Puerto Maldonado is the capital city of the Madre de Dios region and the nearest town to Taricaya, so the weekends saw a boat load of volunteers leaving for a little RnR and the all important WiFi connection. We were busy and tired most of the week involved in keeping the animals and forest cared for, but weekends were definite blow-out times. Connecting with family and friends even sweeter. It really was one extreme to the other, zero screen time to full on, plus the odd beer or two!
The city with the feel of a town, is large and sprawls inland, the river having flooded the lower reaches a few years before.
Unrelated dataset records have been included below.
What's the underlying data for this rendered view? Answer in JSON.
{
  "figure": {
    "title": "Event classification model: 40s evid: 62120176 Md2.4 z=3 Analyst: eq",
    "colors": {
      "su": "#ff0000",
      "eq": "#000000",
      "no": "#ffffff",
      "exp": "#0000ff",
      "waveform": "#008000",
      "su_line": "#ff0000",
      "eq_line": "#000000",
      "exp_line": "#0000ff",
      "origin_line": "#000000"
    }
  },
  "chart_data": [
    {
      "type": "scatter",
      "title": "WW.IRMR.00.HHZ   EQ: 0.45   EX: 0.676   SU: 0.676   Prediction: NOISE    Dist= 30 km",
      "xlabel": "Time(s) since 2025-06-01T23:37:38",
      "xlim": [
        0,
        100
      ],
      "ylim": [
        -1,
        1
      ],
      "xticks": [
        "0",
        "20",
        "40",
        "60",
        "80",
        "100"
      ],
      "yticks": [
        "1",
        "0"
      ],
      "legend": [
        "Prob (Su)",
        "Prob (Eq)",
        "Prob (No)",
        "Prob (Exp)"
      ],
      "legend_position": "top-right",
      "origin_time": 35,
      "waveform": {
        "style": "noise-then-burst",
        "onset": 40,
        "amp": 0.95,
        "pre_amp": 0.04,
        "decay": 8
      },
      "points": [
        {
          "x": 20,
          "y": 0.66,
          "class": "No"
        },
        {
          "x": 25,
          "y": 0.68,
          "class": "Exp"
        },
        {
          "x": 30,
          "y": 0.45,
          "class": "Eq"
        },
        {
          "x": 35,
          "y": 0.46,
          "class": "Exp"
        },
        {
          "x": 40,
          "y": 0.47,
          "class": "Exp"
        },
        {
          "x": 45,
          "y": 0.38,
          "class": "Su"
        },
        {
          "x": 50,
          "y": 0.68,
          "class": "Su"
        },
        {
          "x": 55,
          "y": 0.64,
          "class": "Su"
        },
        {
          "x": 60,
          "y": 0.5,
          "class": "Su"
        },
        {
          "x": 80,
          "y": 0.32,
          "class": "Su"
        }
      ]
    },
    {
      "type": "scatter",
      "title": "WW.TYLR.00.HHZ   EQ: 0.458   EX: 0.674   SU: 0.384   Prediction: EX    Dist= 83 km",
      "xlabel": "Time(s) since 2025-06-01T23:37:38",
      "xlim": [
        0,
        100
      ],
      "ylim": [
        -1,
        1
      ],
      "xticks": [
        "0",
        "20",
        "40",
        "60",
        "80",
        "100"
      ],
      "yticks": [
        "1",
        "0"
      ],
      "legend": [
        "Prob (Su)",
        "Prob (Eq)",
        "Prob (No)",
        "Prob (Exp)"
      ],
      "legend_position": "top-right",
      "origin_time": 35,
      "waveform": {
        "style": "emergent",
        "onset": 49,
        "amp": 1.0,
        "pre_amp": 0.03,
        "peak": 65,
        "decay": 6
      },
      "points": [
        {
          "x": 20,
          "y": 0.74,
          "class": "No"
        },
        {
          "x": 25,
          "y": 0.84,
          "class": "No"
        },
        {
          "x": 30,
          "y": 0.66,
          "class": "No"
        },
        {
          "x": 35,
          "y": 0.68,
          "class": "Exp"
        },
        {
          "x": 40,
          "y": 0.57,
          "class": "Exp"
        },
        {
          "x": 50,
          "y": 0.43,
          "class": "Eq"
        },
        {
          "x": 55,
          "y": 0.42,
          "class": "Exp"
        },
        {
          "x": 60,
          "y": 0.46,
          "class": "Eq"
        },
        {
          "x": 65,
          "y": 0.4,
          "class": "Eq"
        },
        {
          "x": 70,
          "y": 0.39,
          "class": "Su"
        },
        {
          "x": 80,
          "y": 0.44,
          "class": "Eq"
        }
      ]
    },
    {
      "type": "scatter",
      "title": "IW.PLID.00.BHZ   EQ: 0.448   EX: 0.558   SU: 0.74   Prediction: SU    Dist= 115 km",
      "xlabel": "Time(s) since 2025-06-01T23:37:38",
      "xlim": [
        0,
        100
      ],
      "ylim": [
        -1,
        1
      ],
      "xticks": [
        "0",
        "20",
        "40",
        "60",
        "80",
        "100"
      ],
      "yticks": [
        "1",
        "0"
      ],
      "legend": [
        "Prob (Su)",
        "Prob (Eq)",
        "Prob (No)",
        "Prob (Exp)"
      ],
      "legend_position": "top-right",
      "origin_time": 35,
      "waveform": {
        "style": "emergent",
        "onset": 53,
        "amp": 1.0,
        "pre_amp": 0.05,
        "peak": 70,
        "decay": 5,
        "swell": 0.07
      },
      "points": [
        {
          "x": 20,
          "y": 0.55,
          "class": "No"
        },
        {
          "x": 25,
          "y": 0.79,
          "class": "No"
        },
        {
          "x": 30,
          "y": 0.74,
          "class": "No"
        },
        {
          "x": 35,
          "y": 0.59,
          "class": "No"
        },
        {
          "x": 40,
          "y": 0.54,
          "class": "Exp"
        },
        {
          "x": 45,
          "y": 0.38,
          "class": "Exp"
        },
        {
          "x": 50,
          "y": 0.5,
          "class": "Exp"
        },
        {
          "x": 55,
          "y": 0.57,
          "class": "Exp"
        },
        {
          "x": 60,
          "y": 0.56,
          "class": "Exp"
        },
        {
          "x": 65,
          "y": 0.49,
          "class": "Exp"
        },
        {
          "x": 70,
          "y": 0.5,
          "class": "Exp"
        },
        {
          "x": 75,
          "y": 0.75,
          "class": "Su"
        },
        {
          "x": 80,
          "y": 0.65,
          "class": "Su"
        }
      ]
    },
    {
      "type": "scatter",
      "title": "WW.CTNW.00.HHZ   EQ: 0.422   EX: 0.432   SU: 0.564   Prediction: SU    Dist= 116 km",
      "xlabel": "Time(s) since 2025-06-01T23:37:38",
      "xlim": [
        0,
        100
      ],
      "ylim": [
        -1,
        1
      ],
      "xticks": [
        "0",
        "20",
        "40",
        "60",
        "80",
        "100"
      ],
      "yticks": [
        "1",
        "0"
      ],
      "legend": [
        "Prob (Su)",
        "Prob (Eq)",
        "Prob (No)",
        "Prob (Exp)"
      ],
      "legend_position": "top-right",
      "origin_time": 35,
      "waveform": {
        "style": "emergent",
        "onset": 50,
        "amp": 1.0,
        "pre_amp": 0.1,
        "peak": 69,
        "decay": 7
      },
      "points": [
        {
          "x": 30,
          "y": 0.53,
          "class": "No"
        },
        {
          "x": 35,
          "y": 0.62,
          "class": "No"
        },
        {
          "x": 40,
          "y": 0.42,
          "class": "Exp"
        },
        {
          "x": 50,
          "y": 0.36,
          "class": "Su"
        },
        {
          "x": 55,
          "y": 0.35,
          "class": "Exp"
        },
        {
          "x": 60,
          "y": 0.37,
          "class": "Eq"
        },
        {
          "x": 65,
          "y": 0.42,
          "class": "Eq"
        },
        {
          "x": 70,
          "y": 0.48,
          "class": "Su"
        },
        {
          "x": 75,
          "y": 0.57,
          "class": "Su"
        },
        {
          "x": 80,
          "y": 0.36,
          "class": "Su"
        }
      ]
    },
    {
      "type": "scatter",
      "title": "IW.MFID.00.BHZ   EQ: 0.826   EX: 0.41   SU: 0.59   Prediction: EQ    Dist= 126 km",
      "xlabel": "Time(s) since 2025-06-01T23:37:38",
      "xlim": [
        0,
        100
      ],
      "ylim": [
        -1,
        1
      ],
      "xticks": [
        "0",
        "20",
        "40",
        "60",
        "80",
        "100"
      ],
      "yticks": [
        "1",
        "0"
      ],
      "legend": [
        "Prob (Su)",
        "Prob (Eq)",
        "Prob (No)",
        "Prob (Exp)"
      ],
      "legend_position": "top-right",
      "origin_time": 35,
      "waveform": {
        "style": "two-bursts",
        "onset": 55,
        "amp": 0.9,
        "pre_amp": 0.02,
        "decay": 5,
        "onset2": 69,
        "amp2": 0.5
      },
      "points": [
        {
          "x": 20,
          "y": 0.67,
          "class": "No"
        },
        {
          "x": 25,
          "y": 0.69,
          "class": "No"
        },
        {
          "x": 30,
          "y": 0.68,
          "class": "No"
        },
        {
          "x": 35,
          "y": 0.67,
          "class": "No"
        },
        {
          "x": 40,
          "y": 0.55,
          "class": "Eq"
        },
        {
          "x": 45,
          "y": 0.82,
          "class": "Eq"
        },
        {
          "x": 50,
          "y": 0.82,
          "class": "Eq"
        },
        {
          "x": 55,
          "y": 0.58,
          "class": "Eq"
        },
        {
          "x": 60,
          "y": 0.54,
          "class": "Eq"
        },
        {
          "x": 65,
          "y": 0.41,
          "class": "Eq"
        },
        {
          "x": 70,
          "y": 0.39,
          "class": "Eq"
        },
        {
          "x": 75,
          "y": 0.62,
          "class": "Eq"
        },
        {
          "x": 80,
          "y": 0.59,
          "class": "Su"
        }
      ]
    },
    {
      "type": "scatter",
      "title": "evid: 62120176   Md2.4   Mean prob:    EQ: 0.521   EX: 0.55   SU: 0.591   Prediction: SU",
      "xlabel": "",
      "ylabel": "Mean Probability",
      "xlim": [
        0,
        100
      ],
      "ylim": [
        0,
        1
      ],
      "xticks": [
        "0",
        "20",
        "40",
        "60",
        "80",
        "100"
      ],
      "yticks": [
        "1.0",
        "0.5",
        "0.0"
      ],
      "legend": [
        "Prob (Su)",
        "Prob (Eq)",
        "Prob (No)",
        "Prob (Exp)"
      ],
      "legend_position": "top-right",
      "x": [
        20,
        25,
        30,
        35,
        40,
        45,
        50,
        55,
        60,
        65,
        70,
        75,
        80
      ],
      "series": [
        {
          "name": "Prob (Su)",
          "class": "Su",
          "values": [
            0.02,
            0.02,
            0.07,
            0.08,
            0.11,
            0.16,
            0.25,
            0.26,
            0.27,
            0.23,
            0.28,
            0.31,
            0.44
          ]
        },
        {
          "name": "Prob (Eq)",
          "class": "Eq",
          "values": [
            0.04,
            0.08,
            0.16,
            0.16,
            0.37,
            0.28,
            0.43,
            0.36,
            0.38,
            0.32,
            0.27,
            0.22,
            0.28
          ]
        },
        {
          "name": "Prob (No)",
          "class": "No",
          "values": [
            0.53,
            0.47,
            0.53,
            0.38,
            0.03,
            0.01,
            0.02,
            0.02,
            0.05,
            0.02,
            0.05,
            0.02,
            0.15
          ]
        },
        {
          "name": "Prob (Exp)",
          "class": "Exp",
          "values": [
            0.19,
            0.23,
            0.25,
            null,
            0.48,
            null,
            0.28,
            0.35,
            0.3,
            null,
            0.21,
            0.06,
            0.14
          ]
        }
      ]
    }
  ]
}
The spacious Plaza de Armas is surrounded by restaurants and bars and each weekend a festival or marching band performed, the streets alive with families enjoying the markets and entertainment.
The first four weekends I went, I chose to stay at the Wasai Hotel, revelling in the luxury of hot showers, a la carte restaurant and the swimming pool - but it was surprising how quickly I wanted to be back at Taricaya. The other volunteers stayed cheaply and, as I was to discover later, very comfortably, in hostel rooms or super cheaply in dormitories. I was never quite brave enough to join them at the night club despite invitations to do so.
Reflecting on Taricaya
There were two or three weeks where a few older volunteers joined us, even so I think I was still the oldest. Having a wider spread of ages created more balance in the group and it was lovely to meet parents travelling with their children and experiencing real adventure together. I had become accustomed to being “the elder statesman” in the group and noticed some of the younger ones gravitating towards me more and more.
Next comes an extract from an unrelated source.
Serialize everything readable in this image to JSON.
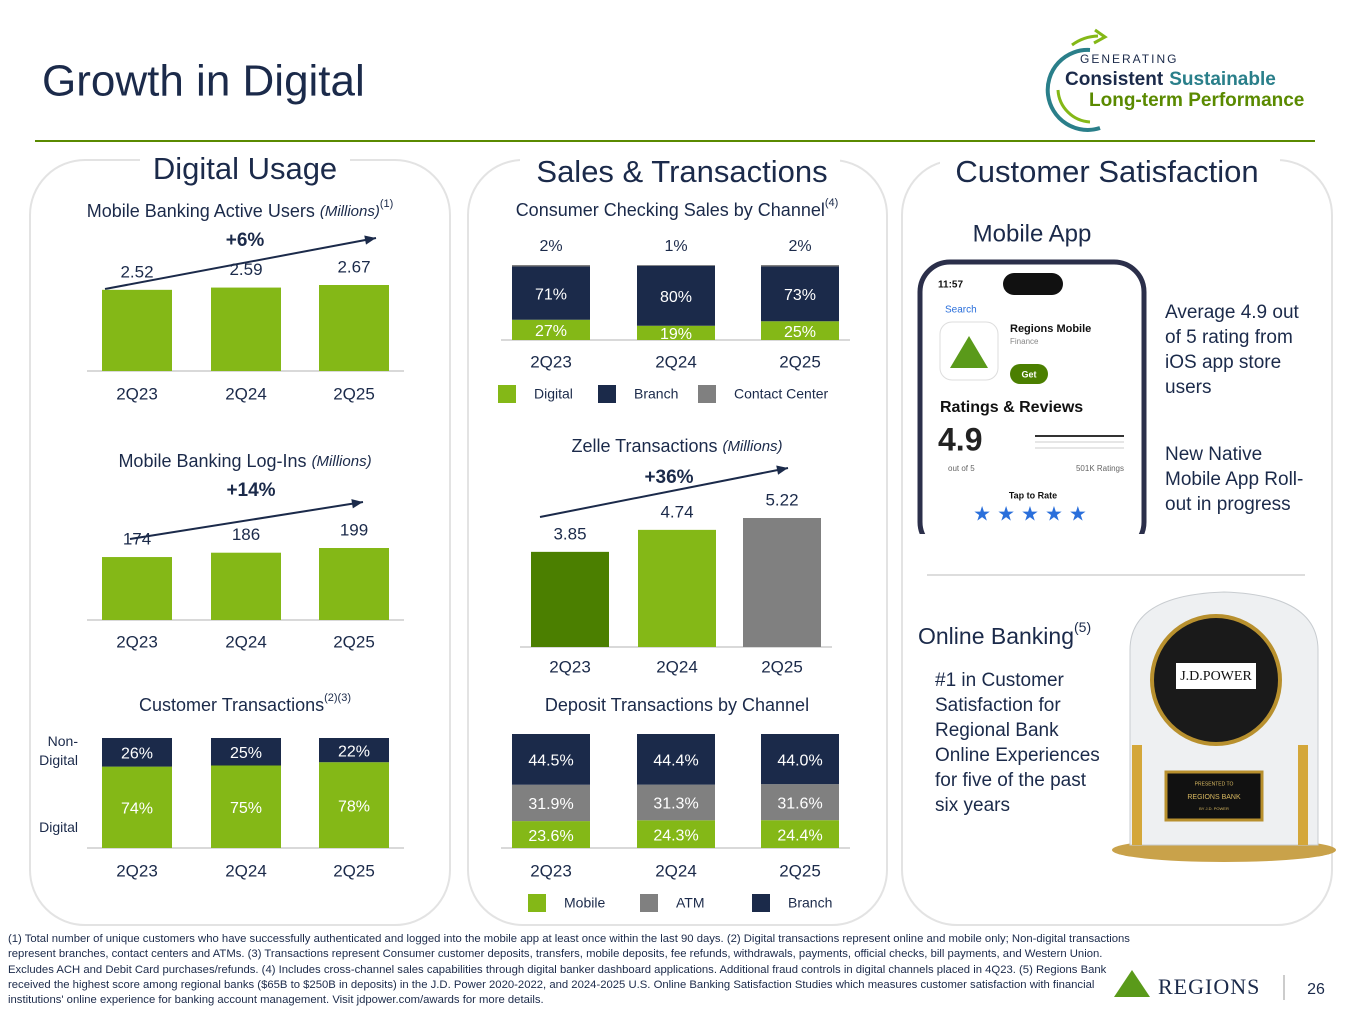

It is tough being away from everything that is normal in your life and being thrown together with a large group of unknown people. Some of the kids were obviously used to a boarding school life and jumped in quickly and happily, establishing their role in the group. Others, particularly the lovely girls from Japan and the big school group from China, were a little more reticent. As most of the group were speaking English as a second language, and I have to say very competently indeed, we all needed to be aware of our cultural differences. There were highs and lows, love affairs and falling outs, but generally a happy constantly changing group of people. Some stayed for weeks others a month or two.
Taricaya is certainly a place of contrasts and self-discovery and this little diary entry sums up how I felt almost daily:
'Jungle life is a delicate balance swinging negatively down as the humidity rises and the bugs bite, the equipment is almost medieval and the simplest task takes forever. Then just as you are about to have a hissy fit from hell, a beautiful butterfly lands nearby or squawking macaws fly overhead and the marvel of nature spirals your heart into joy. This is an extraordinary experience, the feeling of peace mixed with frustration, awe, the changing subtle way the forest sheds leaves, flowers bloom and new things are seen each day. It is quite wonderful."
However, my twelve weeks in Taricaya were drawing to a close. I met this with mixed feelings, I was tired, tired of the constant flow of people, the humidity and the general state of feeling I was camping out. But the rhythm of the jungle, the wonderful bird song, the camaraderie of the group would all be missed.
My next stop was Sri Lanka and I knew I was going to a coastal town about 30kms from Colombo. I looked on Google maps to see my host family lived quite near the beach, so I began to imagine teaching school in the mornings and strolling on the sand in the afternoons, all of which sounded very appealing.